Each model was run from a single system and loaded into a GPU. The front-end load balancer was used to distribute users across one or more servers. At no point was a single model distributed across multiple servers. There will be upcoming papers discussing GPU fabrics and spreading models across more than one server.
This solution runs NVIDIA AI Enterprise software as an end-to-end cloud-native software platform running on-premises in your data center. It accelerates data science pipelines and streamline the development and deployment of production-grade inference workload as well as other generative AI applications. Easy-to-use microservices provide optimized model performance with enterprise-grade security, support, and stability to ensure a smooth transition from prototype to production for enterprises to run with AI.

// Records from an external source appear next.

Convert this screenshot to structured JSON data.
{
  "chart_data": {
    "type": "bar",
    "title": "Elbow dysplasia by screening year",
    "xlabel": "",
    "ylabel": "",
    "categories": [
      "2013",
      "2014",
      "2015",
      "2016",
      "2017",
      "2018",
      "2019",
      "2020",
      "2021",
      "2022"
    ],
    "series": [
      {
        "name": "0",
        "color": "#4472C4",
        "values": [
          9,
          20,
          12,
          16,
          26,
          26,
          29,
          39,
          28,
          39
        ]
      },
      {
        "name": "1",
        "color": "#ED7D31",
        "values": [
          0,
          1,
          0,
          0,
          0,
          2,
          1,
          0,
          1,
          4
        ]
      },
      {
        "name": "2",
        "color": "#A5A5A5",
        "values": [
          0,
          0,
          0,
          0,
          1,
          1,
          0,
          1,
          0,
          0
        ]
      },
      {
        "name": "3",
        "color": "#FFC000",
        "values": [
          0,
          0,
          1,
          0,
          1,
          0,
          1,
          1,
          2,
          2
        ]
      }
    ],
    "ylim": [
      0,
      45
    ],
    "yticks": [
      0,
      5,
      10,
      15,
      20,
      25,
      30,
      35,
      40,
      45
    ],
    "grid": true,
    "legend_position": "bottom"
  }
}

The Dell AI Factory with NVIDIA speeds AI adoption by delivering integrated Dell and NVIDIA capabilities tailored to a customer’s specifications or as pre-validated, full-stack solutions.
The environment is running Kubernetes version 1.27.
NVIDIA NIM supports a wide variety of models as listed here. In this design, we test the following generative AI models: Llama 3 8B and 70B with different levels of quantization using floating point of 8 and floating point of 16.
Large Language Models translate words into tokens. Each token is about ~0.75 English words. The LLM takes the query (input sequence length), places in queue, processes the query, and outputs the response, one token at a time (output sequence length).
GenAI-Perf is a command line tool for measuring the throughput and latency of generative AI models as served through an inference server. For large language models (LLMs), GenAI-Perf provides metrics such as output token throughput, time to first token, inter token latency, and request throughput. GenAI-Perf is currently in early release and under rapid development. As such, we try to remain consistent with updates with tooling maturity. Our testing is performed using input sequence length of 128 input tokens and output sequence length of 128 output tokens.
Below is the methodology used to describe each test.
Metrics of measurement:
Configuration:
Reference: GenAI-Perf — NVIDIA Triton Inference Server
GenAI-Perf could be ran on the system under test, with small impact on performance. However, for more real-world scenario, the GenAI-Perf software was deployed on a separate PowerEdge R6525 with ample CPU, memory, and networking to ensure the test software had enough resources to satisfy the load requirements of GenAI-Perf.